Zacznę od argumentów przemawiających za racją Antygony. Moim zdaniem dużą rolę odegrało to, iż Polinejkes był jej bratem nie mogła więc posłuchać Kreona i pozostawić jego ciała na zbezczeszczenie, pożarcie dzikim zwierzętom i bez pochówku. Była to kochająca siostra i mimo iż wiedziała o rozkazie króla, nie bała się kary, gdyż postępowała zgodnie ze swoim sumieniem.
Po drugie, bogowie nakazywali grzebać zwłoki wszystkich zmarłych, a za niewykonanie tego groziła kara z ich strony. W innym wypadku dusze zmarłych nie zaznałyby spokoju. Antygona złamała prawa ludzkie, ponieważ postępowała według praw boskich. Uważała, że w ten sposób popełni mniejsze zło, sprzeciwiając się jedynie ludziom. Poza tym bała się, że gdyby postąpiła inaczej, nie zaznałaby szczęśliwego życia po śmierci, które było dla niej bardziej wartościowe, aniżeli życie na ziemi.
Natomiast dowodem przemawiającym za racją Kreona jest to, że jako władca musiał kierować się rozsądkiem i najważniejszym dla niego prawem ludzkim, a nie uczuciami.
Chciał, aby lud widział, że jest tak samo surowy dla wszystkich. Bał się stracić autorytet w oczach innych, więc nie mógł pozwolić sobie na litość w stosunku do Antygony. Uważał, że Polinejkes, najeżdżając Teby, popełnił czyn niewybaczalny i musi ponieść karę, nawet jeśli będzie to sprzeczne z zasadami boskimi. Kolejnym argumentem jest fakt, że Kreon musiał ukarać Antygonę, gdyż niedopuszczalne było, aby młoda kobieta w tamtych czasach sprzeciwiła się prawu oraz królowi.

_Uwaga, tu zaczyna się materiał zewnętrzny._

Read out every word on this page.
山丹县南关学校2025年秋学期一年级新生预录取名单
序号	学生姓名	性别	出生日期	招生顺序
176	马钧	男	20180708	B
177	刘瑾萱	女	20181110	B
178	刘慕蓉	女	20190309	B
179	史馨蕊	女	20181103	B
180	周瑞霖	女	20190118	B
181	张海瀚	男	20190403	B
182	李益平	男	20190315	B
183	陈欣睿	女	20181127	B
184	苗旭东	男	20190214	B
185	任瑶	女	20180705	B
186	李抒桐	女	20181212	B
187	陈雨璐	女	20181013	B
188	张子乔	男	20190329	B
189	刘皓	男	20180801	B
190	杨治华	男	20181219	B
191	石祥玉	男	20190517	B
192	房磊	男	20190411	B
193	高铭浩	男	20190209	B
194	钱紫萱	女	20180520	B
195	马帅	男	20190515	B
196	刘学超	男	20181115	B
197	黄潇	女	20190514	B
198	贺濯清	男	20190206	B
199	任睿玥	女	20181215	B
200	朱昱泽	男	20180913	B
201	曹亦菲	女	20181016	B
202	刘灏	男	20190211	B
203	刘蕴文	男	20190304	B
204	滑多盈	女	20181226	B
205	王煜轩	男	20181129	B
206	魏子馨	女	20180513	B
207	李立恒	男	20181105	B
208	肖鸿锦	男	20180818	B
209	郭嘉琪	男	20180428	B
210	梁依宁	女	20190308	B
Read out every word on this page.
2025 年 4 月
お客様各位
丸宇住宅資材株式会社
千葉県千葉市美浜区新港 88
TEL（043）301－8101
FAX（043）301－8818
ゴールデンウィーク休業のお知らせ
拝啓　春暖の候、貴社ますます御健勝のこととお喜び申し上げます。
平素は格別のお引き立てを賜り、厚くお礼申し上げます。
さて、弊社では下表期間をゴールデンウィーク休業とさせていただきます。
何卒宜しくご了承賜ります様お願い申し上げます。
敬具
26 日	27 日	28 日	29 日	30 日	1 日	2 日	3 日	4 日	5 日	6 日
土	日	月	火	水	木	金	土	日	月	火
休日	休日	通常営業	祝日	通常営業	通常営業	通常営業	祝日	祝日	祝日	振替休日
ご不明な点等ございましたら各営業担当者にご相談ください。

Podsumowując dotychczasowe argumenty, moja odpowiedź na zawarte w tezie pytanie brzmi, iż Antygona zwyciężyła w tym konflikcie i to ona ma racje. W życiu najważniejsze jest dobro bliźnich, a Antygona postępowała właśnie w imię tego dobra. Ważny jest autorytet i niezmienność poglądów, ale nie można dążyć do nich za wszelką cenę. Oby nas wszystkich stać było na tak wielkie poświęcenie jak Antygona, która w dramacie Sofoklesa powiedziała: „ Współkochać przyszłam, nie współnienawidzić.”